Nous sommes le 6 juillet 2020, la saison 2019/2020 de Ligue 2 est terminée depuis le lundi 9 mars 2020. La prochaine reprend dans quelques jours avec les premiers matchs amicaux. C’est le moment choisi pour enfin publier le bilan du dernier exercice. Bon OK, j’ai traîné, mais le principal, c’est qu’il soit arrivé.

Ici, nous n’allons pas revenir sur les polémiques liées à l’arrêt de la saison, sur les matchs de barrage qui ne se joueront jamais et sur tout ce qui touche, de près ou de loin, à l’épidémie de coronavirus. On va plutôt évoquer l’excellente saison de l’AC Ajaccio, qui a terminé à la troisième place, avec 52 points (en 28 journées). C’est 12 de plus que la saison dernière, avec dix matchs de moins. Une saison exceptionnelle rendue possible grâce à une cohésion hors du commun, à un état d’esprit de guerrier irréprochable, à un recrutement réussi à 100% et à un travail génial des dirigeants et entraîneurs. À noter également des prestations très abouties à l’extérieur. L’ACA est d’ailleurs premier au classement à l’extérieur, avec 30 points en 14 journées.

J’attache une attention particulière aux statistiques. Voici donc mon bilan chiffré de cette saison 2019/2020 : j’ai parcouru très exactement 15255 km (avec ma 106 qui a dépassé les 346 000 km) pour faire 20 déplacements, dont un pour suivre l’équipe U19 en Coupe Gambardella. J’ai assisté à 4 nuls, 6 défaites et 9 victoires (3 fois plus que la saison dernière) (+ une victoire aux tirs au but en Gambardella). Au total, j’ai fait 190 heures de trajet rien que pour assister aux matchs de l’équipe A de l’AC Ajaccio cette saison. Mon bilan total fait état de 156 déplacements, 62 stades différents visités pour 120 536 km parcourus, 1476 heures de route, pour 37 victoires, 46 matchs nuls et 74 défaites.

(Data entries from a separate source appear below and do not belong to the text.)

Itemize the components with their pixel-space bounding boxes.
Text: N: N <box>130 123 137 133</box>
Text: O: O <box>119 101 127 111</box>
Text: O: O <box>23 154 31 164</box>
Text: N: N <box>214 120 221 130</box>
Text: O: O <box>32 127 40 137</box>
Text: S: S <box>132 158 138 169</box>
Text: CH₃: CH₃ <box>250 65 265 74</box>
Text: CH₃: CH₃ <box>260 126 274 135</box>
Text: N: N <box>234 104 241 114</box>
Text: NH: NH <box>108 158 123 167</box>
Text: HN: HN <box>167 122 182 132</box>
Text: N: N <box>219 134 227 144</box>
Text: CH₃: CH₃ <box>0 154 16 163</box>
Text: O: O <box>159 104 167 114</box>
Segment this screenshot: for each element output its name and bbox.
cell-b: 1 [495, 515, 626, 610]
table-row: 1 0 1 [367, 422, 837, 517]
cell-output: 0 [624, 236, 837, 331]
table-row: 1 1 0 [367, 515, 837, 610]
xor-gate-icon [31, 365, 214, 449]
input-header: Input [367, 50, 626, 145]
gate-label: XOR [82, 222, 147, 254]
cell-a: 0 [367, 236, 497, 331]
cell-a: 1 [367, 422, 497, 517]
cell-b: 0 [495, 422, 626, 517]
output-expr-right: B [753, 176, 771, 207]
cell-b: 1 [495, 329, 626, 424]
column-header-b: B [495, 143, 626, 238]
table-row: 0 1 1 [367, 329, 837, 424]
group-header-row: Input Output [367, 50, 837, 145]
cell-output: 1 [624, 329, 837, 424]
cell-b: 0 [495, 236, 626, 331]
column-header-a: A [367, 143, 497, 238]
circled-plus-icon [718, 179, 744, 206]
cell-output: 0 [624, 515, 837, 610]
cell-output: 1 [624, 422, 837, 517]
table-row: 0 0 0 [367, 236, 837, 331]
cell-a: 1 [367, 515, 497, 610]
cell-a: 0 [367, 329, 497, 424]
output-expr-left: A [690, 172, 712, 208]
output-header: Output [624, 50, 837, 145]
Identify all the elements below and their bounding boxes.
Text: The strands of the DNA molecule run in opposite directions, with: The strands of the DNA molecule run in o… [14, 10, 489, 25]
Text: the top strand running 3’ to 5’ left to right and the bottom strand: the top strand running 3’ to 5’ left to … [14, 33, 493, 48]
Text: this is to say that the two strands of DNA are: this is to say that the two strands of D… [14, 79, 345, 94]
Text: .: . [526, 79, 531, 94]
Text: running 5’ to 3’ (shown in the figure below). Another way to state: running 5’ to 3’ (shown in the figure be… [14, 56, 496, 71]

Les pires déplacements de la saison :

J’ai longtemps réfléchi : je me suis replongé dans mes souvenirs de cette saison, mais rien n’y fait. Je n’ai pas de mauvais souvenirs cette saison en déplacement. D’une, l’AC Ajaccio a fait un parcours presque sans faute à l’extérieur (c’est plus sympa de faire 6 heures de route de nuit après avoir gagné plutôt qu’après avoir pris une branlée). De deux, l’accueil dans chaque stade visité a été bon, ou du moins n’a pas été exécrable. Pour mes meilleurs moments cette saison, ça se passe ci-dessous.

Les meilleurs déplacements de la saison :

  1. SM Caen. Cette saison, 4 nouveaux stades s’offraient à moi en Ligue 2 : Le Mans, Caen, Guingamp et Rodez. Malheureusement, le confinement est passé par là et le match à Rodez n’a jamais eu lieu. Les déplacements au Mans et à Guingamp ont été des réussites, mais celui de Caen a été tout particulier, pour plusieurs raisons, en plus de l’excitation de la découverte. La première ? Le SM Caen m’avait invité à venir visiter son stade et ses installations avant le coup d’envoi de la rencontre. J’ai pu également rencontrer Salah, un supporter caennais fort de 650 déplacements pour suivre son équipe. L’accueil a été excellent, le parcage est bien placé, le stade est chouette… Tout était réuni pour passer une bonne soirée (sauf la météo). Mais si ce dép’ a été plus réussi que les autres, c’est surtout grâce à la victoire 1-0 de l’ACA, acquise à la dernière seconde avec un magnifique but de Mohamed Youssouf. Tout un symbole : c’est le joueur qui a peu joué et qui a évolué au poste de latéral alors qu’il est ailier de formation, qui a délivré tout le peuple acéiste. C’est à l’image de la saison de l’ACA : de l’abnégation, du courage, des tripes. Bref, tout a été parfait dans ce déplacement, surtout l’explosion de joie après le but de Youssouf, qui restera comme l’un des moments forts de ma saison.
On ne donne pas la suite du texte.